Mr. Volcker also called on Congress to strengthen the mandate of the Financial Stability Oversight Council so that the Council can effectively harmonize the regulations of the SEC, CFTC, the Fed and its other constituent members. He emphasized the importance of the simultaneous and uniform regulatory implementation of Section 619 of the Dodd-Frank Act, popularly known as the Volcker Rule, prohibiting retail FDIC-insured banks from proprietary trading and the sponsoring hedge funds. The FSOC, while a step in right direction, needs a much stronger mandate from Congress to be effective. He added that much of the regulatory implementation of the Dodd-Frank Act is in limbo. A major reason for this situation, he believes, is the involvement of too many regulators with overlapping responsibilities, differing priorities, differing governance, and a zealous maintaining of their turf.

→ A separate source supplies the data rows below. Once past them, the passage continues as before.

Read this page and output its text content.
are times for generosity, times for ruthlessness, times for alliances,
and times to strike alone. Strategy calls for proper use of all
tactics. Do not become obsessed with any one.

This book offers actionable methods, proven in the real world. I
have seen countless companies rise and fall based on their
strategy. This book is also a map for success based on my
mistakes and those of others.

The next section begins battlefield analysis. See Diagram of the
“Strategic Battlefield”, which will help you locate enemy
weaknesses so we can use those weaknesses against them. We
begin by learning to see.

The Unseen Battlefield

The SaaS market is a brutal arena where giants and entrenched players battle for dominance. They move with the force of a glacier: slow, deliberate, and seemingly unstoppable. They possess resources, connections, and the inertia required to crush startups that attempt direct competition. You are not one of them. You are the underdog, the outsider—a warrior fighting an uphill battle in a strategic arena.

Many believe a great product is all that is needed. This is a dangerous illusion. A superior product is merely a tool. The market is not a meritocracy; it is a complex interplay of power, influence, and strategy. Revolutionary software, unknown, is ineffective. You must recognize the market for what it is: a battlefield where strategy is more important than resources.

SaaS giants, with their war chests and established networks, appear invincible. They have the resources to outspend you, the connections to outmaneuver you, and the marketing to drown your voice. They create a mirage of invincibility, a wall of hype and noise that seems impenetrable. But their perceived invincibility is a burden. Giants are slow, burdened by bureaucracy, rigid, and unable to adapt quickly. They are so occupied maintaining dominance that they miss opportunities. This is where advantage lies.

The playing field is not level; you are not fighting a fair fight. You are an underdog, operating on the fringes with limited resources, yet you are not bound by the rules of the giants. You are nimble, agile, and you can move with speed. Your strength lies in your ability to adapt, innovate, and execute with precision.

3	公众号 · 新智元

The former Fed Chair emphasized that the final Volcker Rule regulations should be uniform for all covered financial institutions. However, the relevant regulating agencies have overlapping responsibilities, idiosyncratic ideas of their own, and differing approaches. Thus, there is a stalemate or a retreat to an unsatisfactory common denominator.
The Chairman said that the Volcker Rule, when fully implemented, will move speculative capital out of banks to hedge funds and private equity funds, which is where it should be. He was somewhat skeptical of the U.K. legislative approach of ring-fencing retail banks to create a pure and simple commercial bank and pushing out proprietary trading and the sponsoring of hedge funds to an investment bank within the same holding company, noting that this approach will be ``hard to pull off.’’
Chairman Volcker also emphasized the importance of enhancing the regulation of money market funds, which have operated as an invasive exotic hybrid, somewhere between a mutual fund and a deposit taking commercial bank. They flourish outside of banking and mutual fund regulations, he said.
Given their vulnerability to runs during the financial crisis, he added, it is widely recognized that money market funds present a structural weakness in the financial system. There are a number of plausible reform alternatives being offered for money market funds. In the Chairman’s view, The most direct option is to say that they are mutual funds and that their assets should be marked to market every day, which could be done without the need to enact legislation. Mr. Volcker expressed his frustration that the relevant regulators seem unable to act, even at the urging of the FSOC.